OOM cuda while using hooks | Google Colab

shruti_01 · May 23, 2019, 5:01pm

I used hook WITHOUT removing/deleting it post training. Now when I am trying to re-run the notebooks I am getting OOM error as soon as I start training my first epoch.

Added .remove() in hooks now, but still not getting past the training. How should I free the CUDA memory? Tried resetting the runtime - which is not working!

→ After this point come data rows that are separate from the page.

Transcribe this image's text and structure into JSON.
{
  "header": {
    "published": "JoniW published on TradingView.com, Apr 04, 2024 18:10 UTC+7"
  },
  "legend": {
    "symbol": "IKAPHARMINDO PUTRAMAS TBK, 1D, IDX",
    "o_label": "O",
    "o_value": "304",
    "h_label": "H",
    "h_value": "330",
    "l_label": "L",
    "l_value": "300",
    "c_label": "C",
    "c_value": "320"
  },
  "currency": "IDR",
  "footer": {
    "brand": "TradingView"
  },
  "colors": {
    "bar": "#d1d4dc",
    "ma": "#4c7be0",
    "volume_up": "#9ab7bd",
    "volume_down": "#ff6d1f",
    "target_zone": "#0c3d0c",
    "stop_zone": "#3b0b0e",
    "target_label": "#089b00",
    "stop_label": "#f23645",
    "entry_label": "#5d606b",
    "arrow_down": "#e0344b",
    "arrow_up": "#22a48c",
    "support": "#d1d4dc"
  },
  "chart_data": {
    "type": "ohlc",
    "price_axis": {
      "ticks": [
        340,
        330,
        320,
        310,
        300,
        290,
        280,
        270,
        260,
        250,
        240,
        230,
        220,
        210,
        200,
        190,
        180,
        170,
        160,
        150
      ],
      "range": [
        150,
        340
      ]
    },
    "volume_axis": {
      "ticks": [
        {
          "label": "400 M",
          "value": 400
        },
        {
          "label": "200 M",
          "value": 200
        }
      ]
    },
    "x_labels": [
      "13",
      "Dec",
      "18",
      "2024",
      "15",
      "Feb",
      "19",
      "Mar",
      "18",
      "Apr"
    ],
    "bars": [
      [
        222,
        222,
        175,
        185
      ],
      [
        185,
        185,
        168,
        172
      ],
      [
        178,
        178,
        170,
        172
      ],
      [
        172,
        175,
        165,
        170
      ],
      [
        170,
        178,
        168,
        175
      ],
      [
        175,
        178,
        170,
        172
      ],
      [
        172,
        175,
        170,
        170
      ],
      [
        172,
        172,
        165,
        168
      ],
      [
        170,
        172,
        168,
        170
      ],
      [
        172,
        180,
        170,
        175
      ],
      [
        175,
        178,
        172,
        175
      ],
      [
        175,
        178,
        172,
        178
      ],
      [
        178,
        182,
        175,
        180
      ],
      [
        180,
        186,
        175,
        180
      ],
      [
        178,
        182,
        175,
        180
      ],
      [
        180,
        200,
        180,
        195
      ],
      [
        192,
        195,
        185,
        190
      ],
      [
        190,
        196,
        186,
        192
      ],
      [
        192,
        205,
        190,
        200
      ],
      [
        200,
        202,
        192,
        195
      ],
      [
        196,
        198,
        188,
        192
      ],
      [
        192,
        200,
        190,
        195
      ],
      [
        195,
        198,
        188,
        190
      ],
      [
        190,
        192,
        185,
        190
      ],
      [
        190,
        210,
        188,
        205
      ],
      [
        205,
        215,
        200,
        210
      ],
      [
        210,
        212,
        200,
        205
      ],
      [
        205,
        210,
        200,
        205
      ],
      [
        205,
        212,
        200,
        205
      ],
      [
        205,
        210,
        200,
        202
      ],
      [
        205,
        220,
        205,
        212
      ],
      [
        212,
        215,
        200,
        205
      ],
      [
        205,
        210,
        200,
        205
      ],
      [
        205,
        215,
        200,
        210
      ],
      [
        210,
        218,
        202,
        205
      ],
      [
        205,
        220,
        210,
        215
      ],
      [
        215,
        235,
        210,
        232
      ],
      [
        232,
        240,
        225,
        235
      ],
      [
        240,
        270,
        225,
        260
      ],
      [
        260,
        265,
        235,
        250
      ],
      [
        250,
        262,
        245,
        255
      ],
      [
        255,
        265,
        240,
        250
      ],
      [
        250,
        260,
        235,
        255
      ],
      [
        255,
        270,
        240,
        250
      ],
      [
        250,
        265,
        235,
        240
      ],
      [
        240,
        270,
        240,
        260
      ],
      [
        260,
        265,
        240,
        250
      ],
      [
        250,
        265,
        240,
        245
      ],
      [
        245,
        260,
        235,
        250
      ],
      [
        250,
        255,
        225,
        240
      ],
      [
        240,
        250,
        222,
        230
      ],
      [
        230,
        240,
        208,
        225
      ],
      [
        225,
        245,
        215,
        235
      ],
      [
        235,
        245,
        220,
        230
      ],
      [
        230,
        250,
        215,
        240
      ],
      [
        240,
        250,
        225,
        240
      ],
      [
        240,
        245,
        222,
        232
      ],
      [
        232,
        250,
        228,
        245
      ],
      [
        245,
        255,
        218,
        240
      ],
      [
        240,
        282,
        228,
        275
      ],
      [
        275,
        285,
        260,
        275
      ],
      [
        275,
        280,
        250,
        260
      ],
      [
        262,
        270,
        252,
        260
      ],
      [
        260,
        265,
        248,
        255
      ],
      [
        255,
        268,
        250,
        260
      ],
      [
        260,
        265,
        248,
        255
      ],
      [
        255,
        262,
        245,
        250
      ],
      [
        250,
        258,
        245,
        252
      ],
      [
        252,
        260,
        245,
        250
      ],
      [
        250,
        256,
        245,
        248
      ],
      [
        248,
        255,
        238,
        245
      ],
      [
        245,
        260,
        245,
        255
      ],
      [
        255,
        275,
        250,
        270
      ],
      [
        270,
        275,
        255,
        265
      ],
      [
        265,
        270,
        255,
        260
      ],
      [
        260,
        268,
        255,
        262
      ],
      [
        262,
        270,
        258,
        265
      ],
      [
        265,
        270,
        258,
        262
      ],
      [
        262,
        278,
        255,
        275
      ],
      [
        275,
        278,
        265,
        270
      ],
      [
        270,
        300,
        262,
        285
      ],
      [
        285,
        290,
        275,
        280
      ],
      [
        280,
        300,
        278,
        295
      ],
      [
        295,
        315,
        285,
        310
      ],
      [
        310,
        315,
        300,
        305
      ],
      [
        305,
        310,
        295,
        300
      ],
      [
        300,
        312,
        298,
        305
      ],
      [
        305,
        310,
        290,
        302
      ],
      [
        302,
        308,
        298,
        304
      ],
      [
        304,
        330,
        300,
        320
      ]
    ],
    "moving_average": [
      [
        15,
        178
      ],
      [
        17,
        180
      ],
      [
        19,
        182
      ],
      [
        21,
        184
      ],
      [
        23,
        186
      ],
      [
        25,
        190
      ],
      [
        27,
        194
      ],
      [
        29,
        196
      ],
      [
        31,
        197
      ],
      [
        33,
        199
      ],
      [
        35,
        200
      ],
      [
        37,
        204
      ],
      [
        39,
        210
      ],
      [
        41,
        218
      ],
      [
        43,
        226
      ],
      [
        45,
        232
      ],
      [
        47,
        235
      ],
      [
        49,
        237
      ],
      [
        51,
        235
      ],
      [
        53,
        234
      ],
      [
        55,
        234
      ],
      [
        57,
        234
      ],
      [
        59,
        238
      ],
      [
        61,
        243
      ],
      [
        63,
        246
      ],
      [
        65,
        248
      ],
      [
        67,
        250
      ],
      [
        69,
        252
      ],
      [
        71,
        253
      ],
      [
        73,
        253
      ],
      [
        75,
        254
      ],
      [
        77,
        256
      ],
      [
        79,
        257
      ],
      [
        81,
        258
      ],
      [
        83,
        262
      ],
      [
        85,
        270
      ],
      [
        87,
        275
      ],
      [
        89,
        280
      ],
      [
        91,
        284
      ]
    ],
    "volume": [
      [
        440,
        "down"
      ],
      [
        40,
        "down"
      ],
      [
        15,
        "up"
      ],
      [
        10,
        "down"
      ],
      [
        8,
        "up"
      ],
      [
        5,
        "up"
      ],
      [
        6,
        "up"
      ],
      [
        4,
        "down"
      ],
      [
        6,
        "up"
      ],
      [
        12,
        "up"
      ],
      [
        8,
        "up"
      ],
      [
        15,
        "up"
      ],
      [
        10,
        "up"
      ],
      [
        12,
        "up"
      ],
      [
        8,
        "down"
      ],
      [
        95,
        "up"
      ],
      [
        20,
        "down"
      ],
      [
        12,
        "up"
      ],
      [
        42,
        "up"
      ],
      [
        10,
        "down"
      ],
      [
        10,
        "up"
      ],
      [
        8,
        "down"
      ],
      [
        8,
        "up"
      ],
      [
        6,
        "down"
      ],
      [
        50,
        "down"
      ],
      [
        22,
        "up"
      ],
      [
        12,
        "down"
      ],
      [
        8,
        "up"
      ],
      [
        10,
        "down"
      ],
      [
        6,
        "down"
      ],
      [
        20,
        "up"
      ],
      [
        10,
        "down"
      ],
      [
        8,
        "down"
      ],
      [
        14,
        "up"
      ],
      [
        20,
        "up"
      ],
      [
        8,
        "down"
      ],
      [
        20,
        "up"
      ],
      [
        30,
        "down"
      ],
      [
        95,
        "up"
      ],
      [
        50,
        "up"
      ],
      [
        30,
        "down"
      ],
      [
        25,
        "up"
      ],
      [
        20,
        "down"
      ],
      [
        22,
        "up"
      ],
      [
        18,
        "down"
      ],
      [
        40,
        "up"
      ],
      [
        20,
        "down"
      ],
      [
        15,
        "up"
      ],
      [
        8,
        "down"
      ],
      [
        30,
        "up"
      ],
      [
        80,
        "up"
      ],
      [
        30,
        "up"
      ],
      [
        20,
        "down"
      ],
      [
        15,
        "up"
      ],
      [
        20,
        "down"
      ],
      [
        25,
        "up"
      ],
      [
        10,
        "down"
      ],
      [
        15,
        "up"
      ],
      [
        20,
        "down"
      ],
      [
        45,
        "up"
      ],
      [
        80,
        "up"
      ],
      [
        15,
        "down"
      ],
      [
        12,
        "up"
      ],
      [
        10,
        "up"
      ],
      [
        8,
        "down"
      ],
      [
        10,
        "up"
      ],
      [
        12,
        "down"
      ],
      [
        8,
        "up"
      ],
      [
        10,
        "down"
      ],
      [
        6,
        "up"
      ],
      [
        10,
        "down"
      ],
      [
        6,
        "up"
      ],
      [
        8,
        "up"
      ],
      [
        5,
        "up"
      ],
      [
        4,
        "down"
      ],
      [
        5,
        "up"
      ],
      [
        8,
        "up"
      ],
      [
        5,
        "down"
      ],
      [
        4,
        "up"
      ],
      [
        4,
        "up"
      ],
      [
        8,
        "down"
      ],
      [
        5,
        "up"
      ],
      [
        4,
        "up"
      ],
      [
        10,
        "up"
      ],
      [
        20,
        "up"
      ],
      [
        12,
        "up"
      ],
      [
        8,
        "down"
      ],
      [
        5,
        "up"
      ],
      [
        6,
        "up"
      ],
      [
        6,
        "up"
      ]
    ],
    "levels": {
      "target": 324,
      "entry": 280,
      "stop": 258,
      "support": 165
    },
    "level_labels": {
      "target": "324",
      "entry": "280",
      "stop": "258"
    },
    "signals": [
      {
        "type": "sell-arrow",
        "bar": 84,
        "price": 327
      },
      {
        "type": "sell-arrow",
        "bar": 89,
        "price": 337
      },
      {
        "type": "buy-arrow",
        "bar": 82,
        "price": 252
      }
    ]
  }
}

layers_ = flatten_model(learn.model)

class Hook():
def __init__(self, m, f): self.hook = m.register_forward_hook(partial(f, self))
def remove(self): self.hook.remove()
def __del__(self): self.remove()

def append_stats(hook, mod, inp, outp):
if not hasattr(hook,'stats'): hook.stats = ([],[],[])
means,stds, outs = hook.stats
if mod.training:
means.append(outp.data.mean())
stds .append(outp.data.std())
outs.append(outp)
`

gietema · May 25, 2019, 9:12pm

Looks like you’re trying to store all outputs in memory (outs.append(outp)), right?
My guess is that that won’t work on something like Colab (or most other instances), because these outputs are pretty huge and there will be a lot of them depending on your architecture. Just saving the mean and standard deviation should be fine.

shruti_01 · May 26, 2019, 2:46am

yeah, figured that out.